Greeks besiege banks for wildfire compensation

Greeks besiege banks for wildfire compensation

30 August 2007

published by ca.today.reuters.com


Greece — Greeks on Thursday started burying relatives killed by wildfires and thousands scrambled to banks to collect compensation for damage caused by blazes still burning parts of the country for a sixth day.

Police arrested 15 people facing charges of fraud for claiming the instant 3,000 euros ($4,000) payment the government is handing out in the affected areas in a bid to show it is providing fast relief for the fires that have killed 63 people.

Less than three weeks before a parliamentary election, critics who slammed the conservative government’s chaotic reaction to the fires and said its compensation system was open to widespread fraud.

“This shames us as Greeks,” Dionysis Berezos, 67, told Reuters while standing with at least 400 people outside a bank in Pyrgos, a provincial capital in the stricken Peloponnese peninsula. “These people have come from Athens and have nothing to do with the area.”

Some people admitted they had come from as far away as Athens and Thessaloniki, which is some 600 km (370 miles) north.

“Hundreds of gypsies have come here who don’t live here,” said Gerasimos Halilopoulos, a Roma from Pyrgos, told Reuters. “It is making my life difficult because I need the money.”

The system requires filling out a simple form, which will be checked later, to get the money and Prime Minister Costas Karamanlis said the simplified system was the right thing.

“The order is ‘move fast’, without any delay. We’re removing bureaucratic hurdles. Nothing should stand in the way of us doing our duty,” he told a newsbriefing.

Elections ahead

The government’s handling of the crisis could be crucial for Karamanlis’s hopes for re-election on September 16.

A cartoon in the centre-right daily Kathimerini newspaper showed a helicopter flying over scorched countryside dropping banknotes from a water bucket while the pilot says: “Yes prime minister, as agreed, we’re dropping 100-euro bills so the land will turn green again.” 

Vast swathes of countryside have burned and more than 500 homes were razed in what have been Europe’s most extensive wildfires in a decade, according to the European Space Agency.

Of the 63 dead, 38 bodies were so badly burned that they could only be identified by DNA testing.

In the village of Anilio, hundreds gathered to bury a forest warden who lost his life trying to save a mother and her four children from the flames, only five days into the job. The woman was found dead, the bodies of her children in her arms.

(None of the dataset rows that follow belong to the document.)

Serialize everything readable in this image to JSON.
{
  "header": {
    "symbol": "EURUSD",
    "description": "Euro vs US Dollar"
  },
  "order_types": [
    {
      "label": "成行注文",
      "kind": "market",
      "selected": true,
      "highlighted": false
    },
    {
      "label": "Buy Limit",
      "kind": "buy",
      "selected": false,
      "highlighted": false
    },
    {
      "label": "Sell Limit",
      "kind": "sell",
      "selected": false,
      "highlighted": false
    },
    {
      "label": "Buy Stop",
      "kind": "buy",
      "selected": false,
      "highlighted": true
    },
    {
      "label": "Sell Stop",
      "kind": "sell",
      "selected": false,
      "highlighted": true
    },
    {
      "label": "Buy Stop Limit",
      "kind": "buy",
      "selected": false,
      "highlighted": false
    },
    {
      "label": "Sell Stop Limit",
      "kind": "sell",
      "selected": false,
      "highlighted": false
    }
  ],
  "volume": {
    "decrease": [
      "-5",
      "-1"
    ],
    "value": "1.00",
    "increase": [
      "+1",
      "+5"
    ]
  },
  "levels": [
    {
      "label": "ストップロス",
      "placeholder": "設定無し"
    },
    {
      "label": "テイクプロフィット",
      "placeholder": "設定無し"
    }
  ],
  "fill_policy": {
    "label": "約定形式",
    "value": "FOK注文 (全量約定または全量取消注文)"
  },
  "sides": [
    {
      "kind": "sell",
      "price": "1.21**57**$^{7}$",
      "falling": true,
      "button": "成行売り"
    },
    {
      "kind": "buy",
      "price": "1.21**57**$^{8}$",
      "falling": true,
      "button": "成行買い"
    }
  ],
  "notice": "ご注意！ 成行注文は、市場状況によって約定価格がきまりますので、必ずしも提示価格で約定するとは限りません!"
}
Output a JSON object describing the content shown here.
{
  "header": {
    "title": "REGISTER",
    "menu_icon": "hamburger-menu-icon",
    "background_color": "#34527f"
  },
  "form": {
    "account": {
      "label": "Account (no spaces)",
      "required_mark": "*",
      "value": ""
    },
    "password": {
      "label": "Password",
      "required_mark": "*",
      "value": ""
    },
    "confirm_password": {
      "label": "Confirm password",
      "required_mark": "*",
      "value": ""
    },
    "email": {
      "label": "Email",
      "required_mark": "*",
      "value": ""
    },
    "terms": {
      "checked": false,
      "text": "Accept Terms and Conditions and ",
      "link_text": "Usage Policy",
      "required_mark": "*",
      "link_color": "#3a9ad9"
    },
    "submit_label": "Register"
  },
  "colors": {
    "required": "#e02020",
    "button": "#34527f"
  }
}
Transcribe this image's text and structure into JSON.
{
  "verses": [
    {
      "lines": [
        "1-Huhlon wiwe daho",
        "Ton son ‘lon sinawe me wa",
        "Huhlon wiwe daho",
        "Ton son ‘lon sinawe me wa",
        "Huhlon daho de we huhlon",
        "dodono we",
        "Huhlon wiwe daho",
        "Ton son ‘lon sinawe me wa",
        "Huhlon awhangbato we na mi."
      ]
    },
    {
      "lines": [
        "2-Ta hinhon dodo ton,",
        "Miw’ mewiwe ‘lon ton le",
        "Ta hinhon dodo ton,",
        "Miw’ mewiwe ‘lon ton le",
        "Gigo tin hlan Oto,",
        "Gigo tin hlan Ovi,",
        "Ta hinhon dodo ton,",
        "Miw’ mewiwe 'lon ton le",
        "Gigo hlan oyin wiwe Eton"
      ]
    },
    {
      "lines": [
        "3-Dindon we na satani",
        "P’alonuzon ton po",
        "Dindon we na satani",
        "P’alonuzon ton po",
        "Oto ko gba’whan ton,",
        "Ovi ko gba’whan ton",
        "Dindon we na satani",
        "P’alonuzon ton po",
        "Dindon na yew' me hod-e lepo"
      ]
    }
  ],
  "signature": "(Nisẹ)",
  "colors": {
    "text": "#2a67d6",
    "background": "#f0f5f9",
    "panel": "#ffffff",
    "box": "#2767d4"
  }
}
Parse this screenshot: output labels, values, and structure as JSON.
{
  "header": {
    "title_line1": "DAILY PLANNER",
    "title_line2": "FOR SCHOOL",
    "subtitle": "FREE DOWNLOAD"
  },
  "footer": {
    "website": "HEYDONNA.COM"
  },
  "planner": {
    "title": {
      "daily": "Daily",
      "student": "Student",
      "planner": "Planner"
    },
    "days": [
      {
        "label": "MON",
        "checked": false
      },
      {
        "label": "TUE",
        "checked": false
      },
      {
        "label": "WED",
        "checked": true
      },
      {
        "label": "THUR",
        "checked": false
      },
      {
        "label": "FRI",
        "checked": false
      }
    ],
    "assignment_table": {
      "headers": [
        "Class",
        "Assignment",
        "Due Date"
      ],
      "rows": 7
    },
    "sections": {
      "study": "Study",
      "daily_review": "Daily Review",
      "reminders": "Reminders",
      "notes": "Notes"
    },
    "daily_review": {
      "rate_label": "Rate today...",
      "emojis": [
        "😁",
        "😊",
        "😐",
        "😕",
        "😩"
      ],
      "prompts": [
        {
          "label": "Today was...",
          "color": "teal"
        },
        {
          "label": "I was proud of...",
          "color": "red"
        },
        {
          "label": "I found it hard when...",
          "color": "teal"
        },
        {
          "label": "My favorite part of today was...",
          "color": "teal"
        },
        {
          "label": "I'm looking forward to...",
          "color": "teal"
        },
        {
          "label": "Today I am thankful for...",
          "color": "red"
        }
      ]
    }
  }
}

“He was a hero. A great person, very generous with other people and a hard worker,” lamented Father Constantinos Grammatikopoulos, who led the funeral service.

On Thursday some fires raged on in the western Peloponnese and the island of Evia, north of Athens, and the fire brigade said they were still evacuating villages.

The government said the fires would cost Greece at least 1.2 billion euros ($1.6 billion) but not derail the country’s budget deficit cutting efforts. Athens said it planned to tap European Union emergency aid.

European Commission President Jose Manuel Barroso said Greece would not be left alone in its hour of need.

“This is also a European disaster,” he said in a statement. “At this sad time it is good to stress that solidarity is at the heart of European vision.”

Foreign Minister Dora thanked foreign ambassadors to Athens for their countries’ firefighting help and said Greece will make sure Ancient Olympia, the birthplace of the Olympic Games, which was licked by the flames, would be fully restored.

The government has said arsonists started the fires and most Greeks believe rogue developers are burning forests to make way for new construction.

“We are determined that not the smallest piece of land will not be reforested. Nobody will build on burnt land,” Bakoyanni said.